Description of the payload
A project to develope a balloon system capable of providing scientific measurements for 100-day missions with floating altitude close to 35km transporting payloads of near 1.5 tons.
It is a super-pressure balloon made of a composite fabric (polyester + polyethylene film and fabric) that is filled with Helium and hermetically sealed. Meridional tendons provide additional rigidity to the envelope. The pressure inside the envelop is maintained above the ambient pressure at all times to keep the balloon afloat at a constant altitude. During daytime the internal pressure increases due to solar heating but the volume remains constant due to the rigidity of the envelope.
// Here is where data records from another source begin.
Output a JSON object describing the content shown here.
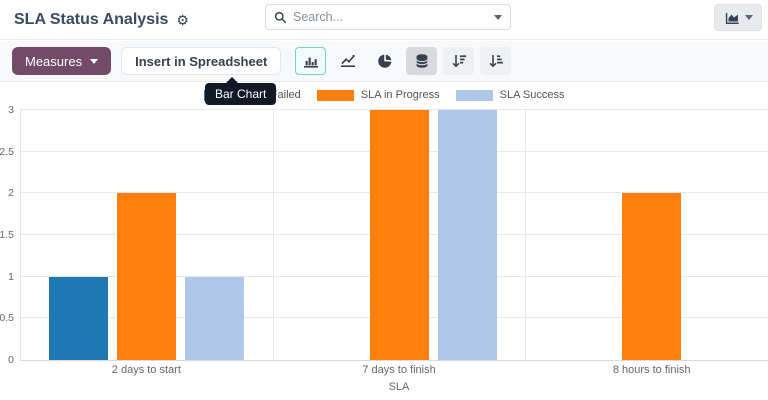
{
  "header": {
    "title": "SLA Status Analysis",
    "search": {
      "placeholder": "Search..."
    }
  },
  "toolbar": {
    "measures_label": "Measures",
    "insert_label": "Insert in Spreadsheet",
    "chart_type_buttons": [
      {
        "name": "bar-chart",
        "tooltip": "Bar Chart",
        "state": "selected"
      },
      {
        "name": "line-chart",
        "state": "default"
      },
      {
        "name": "pie-chart",
        "state": "default"
      },
      {
        "name": "stacked-toggle",
        "state": "active"
      },
      {
        "name": "sort-descending",
        "state": "default"
      },
      {
        "name": "sort-ascending",
        "state": "default"
      }
    ],
    "tooltip_text": "Bar Chart"
  },
  "view_switcher": {
    "icon": "area-chart-icon"
  },
  "chart_data": {
    "type": "bar",
    "title": "",
    "categories": [
      "2 days to start",
      "7 days to finish",
      "8 hours to finish"
    ],
    "series": [
      {
        "name": "SLA Failed",
        "color": "#1f77b4",
        "values": [
          1,
          0,
          0
        ]
      },
      {
        "name": "SLA in Progress",
        "color": "#ff7f0e",
        "values": [
          2,
          3,
          2
        ]
      },
      {
        "name": "SLA Success",
        "color": "#aec7e8",
        "values": [
          1,
          3,
          0
        ]
      }
    ],
    "xlabel": "SLA",
    "ylim": [
      0,
      3
    ],
    "ytick_step": 0.5,
    "grid": true,
    "legend_position": "top"
  }
}
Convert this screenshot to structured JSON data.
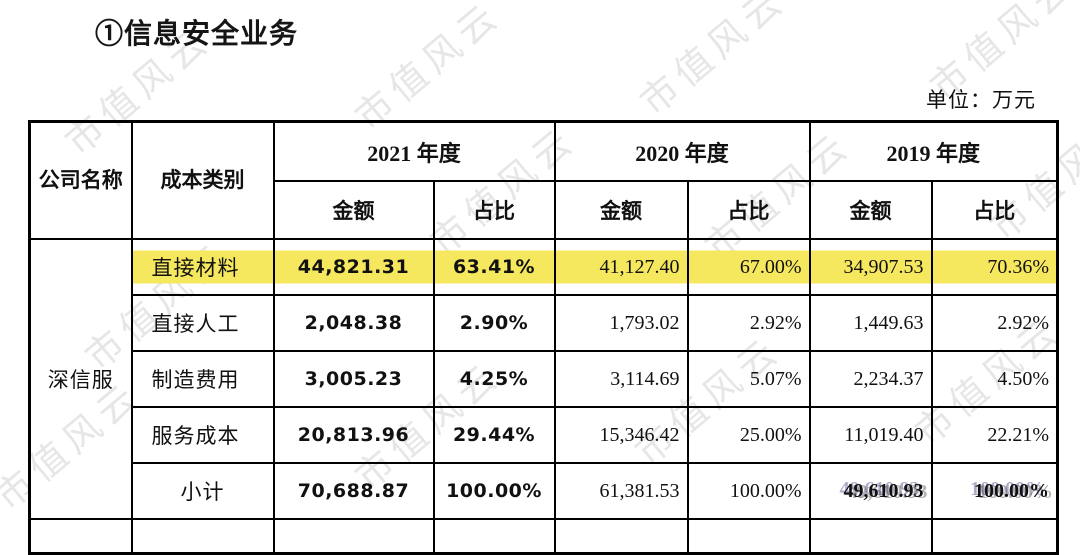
{
  "page": {
    "title": "①信息安全业务",
    "unit_label": "单位：万元",
    "watermark_text": "市值风云"
  },
  "table": {
    "header": {
      "company_label": "公司名称",
      "category_label": "成本类别",
      "years": [
        {
          "label": "2021 年度"
        },
        {
          "label": "2020 年度"
        },
        {
          "label": "2019 年度"
        }
      ],
      "amount_label": "金额",
      "ratio_label": "占比"
    },
    "company": "深信服",
    "highlight_color": "#f6e85e",
    "rows": [
      {
        "category": "直接材料",
        "a2021": "44,821.31",
        "r2021": "63.41%",
        "a2020": "41,127.40",
        "r2020": "67.00%",
        "a2019": "34,907.53",
        "r2019": "70.36%"
      },
      {
        "category": "直接人工",
        "a2021": "2,048.38",
        "r2021": "2.90%",
        "a2020": "1,793.02",
        "r2020": "2.92%",
        "a2019": "1,449.63",
        "r2019": "2.92%"
      },
      {
        "category": "制造费用",
        "a2021": "3,005.23",
        "r2021": "4.25%",
        "a2020": "3,114.69",
        "r2020": "5.07%",
        "a2019": "2,234.37",
        "r2019": "4.50%"
      },
      {
        "category": "服务成本",
        "a2021": "20,813.96",
        "r2021": "29.44%",
        "a2020": "15,346.42",
        "r2020": "25.00%",
        "a2019": "11,019.40",
        "r2019": "22.21%"
      },
      {
        "category": "小计",
        "a2021": "70,688.87",
        "r2021": "100.00%",
        "a2020": "61,381.53",
        "r2020": "100.00%",
        "a2019": "49,610.93",
        "r2019": "100.00%"
      }
    ]
  }
}
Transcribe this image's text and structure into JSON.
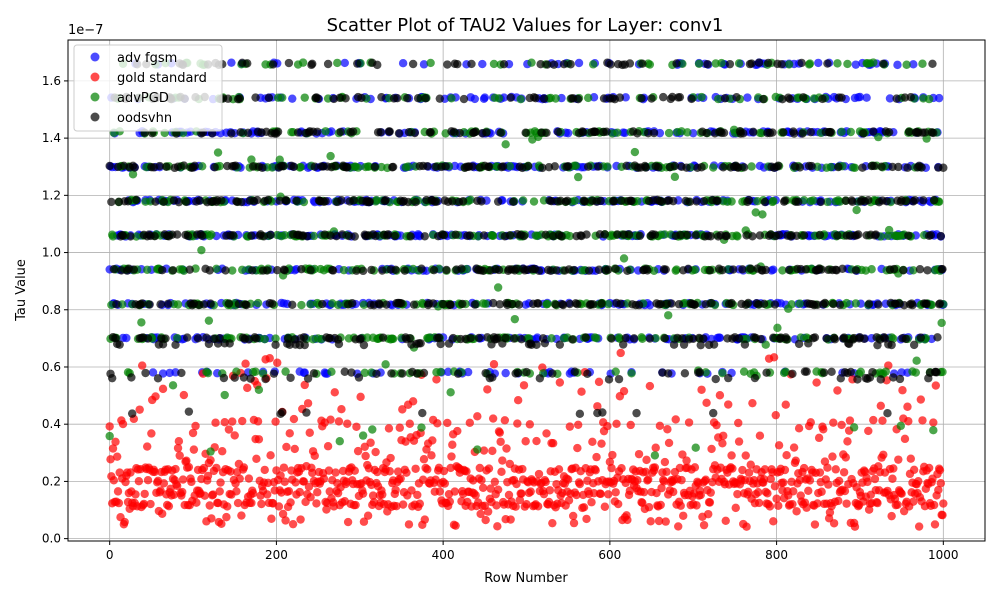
{
  "chart_data": {
    "type": "scatter",
    "title": "Scatter Plot of TAU2 Values for Layer: conv1",
    "xlabel": "Row Number",
    "ylabel": "Tau Value",
    "y_exponent_label": "1e−7",
    "xlim": [
      -50,
      1050
    ],
    "ylim": [
      -0.0083,
      1.743
    ],
    "x_ticks": [
      0,
      200,
      400,
      600,
      800,
      1000
    ],
    "x_tick_labels": [
      "0",
      "200",
      "400",
      "600",
      "800",
      "1000"
    ],
    "y_ticks": [
      0.0,
      0.2,
      0.4,
      0.6,
      0.8,
      1.0,
      1.2,
      1.4,
      1.6
    ],
    "y_tick_labels": [
      "0.0",
      "0.2",
      "0.4",
      "0.6",
      "0.8",
      "1.0",
      "1.2",
      "1.4",
      "1.6"
    ],
    "grid": true,
    "legend_position": "top-left",
    "n_rows": 1000,
    "series": [
      {
        "name": "adv fgsm",
        "color": "#0000ff",
        "levels": [
          0.58,
          0.7,
          0.82,
          0.94,
          1.06,
          1.18,
          1.3,
          1.42,
          1.54,
          1.66
        ],
        "weights": [
          0.04,
          0.12,
          0.12,
          0.11,
          0.13,
          0.14,
          0.12,
          0.1,
          0.07,
          0.05
        ]
      },
      {
        "name": "gold standard",
        "color": "#ff0000",
        "cluster_values": [
          0.12,
          0.16,
          0.2,
          0.24
        ],
        "range": [
          0.04,
          0.66
        ]
      },
      {
        "name": "advPGD",
        "color": "#008000",
        "levels": [
          0.58,
          0.7,
          0.82,
          0.94,
          1.06,
          1.18,
          1.3,
          1.42,
          1.54,
          1.66
        ],
        "weights": [
          0.05,
          0.12,
          0.12,
          0.11,
          0.13,
          0.13,
          0.12,
          0.1,
          0.07,
          0.05
        ],
        "scattered_range": [
          0.23,
          1.43
        ]
      },
      {
        "name": "oodsvhn",
        "color": "#000000",
        "levels": [
          0.44,
          0.56,
          0.58,
          0.68,
          0.7,
          0.82,
          0.94,
          1.06,
          1.18,
          1.3,
          1.42,
          1.54,
          1.66
        ],
        "weights": [
          0.01,
          0.03,
          0.04,
          0.05,
          0.09,
          0.11,
          0.11,
          0.12,
          0.12,
          0.11,
          0.09,
          0.07,
          0.05
        ]
      }
    ]
  }
}
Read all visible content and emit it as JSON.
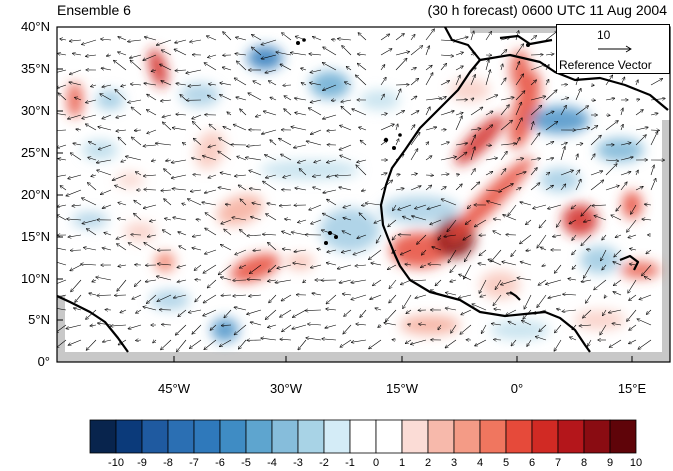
{
  "title": {
    "left": "Ensemble 6",
    "right": "(30 h forecast) 0600 UTC 11 Aug 2004"
  },
  "map": {
    "lat_labels": [
      "40°N",
      "35°N",
      "30°N",
      "25°N",
      "20°N",
      "15°N",
      "10°N",
      "5°N",
      "0°"
    ],
    "lon_labels": [
      "45°W",
      "30°W",
      "15°W",
      "0°",
      "15°E"
    ],
    "reference_vector": {
      "value": "10",
      "label": "Reference Vector"
    }
  },
  "colorbar": {
    "labels": [
      "-10",
      "-9",
      "-8",
      "-7",
      "-6",
      "-5",
      "-4",
      "-3",
      "-2",
      "-1",
      "0",
      "1",
      "2",
      "3",
      "4",
      "5",
      "6",
      "7",
      "8",
      "9",
      "10"
    ],
    "colors": [
      "#08244d",
      "#0b3a7a",
      "#1f5aa0",
      "#2b6fb3",
      "#2f79bb",
      "#3f8cc4",
      "#5ea5cf",
      "#86bddb",
      "#a8d3e6",
      "#d4ecf7",
      "#ffffff",
      "#ffffff",
      "#fbdcd6",
      "#f7b9ab",
      "#f49b86",
      "#f0765f",
      "#e64a3a",
      "#d12a24",
      "#b4161b",
      "#8a0c12",
      "#5f0409"
    ]
  },
  "colors": {
    "land_outline": "#000000",
    "missing_gray": "#c8c8c8"
  }
}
At night the pressure drops due to infrared radiative cooling to space, but as long as the internal pressure remains above the ambient pressure, the balloon stays at the same altitude.
On the future, transported by stratospheric winds around the globe at 30m/s the ULDB would be make a full circunnavegation to Earth in about 2 weeks.
Details of the balloon flight and scientific outcome
Launch site: Williams Field, McMurdo Station, Antarctica
Balloon launched by: Columbia Scientific Balloon Facility (CSBF)
Balloon manufacturer/size/composition: Ultra Long Duration Balloon Raven Aerostar - 14.915.000 cuft
Balloon serial number: Aerostar 14.39-1.5U1-01
Flight identification number: 616NT
Overall weight: 1818 kgs
After near ten launch attempts due to uncooperative weather, the balloon was launched by dynamic method at 22:46 UTC, on January 9, 2011. After reaCHING FLOAT ALTITUDE OF 110.000 ft, it started a counter-clockwise turn to the pole.
After 23 days aloft, the mission was terminated at 00:52 utc on Febraury 1st. The landing occured at 1:38 utc in a point located 483 nautic miles NNW of McMurdo Station. Once in the ground the parachute was separated of the gondola by remote command sent via satellite by the Columbia Scientific Balloon Facility (CSBF) control center in Palestine, Texas to prevent the wind would drag the gondola over the antarctic plateau. Although a longer flight for the balloon was expected, the decision to bring it down was not related to any kind of failure but to an easy recovery of the payload remains. The only notably issue during the flight was a slightly loss of altitude in the last days of the trip by unknown reasons. A few days later a CSBF recovery party was sent to the impact site in a Basler aircraft to recover the CSBF gondola, electronics, and flight train components and to obtain several samples of the SPB balloon envelope for further analysis.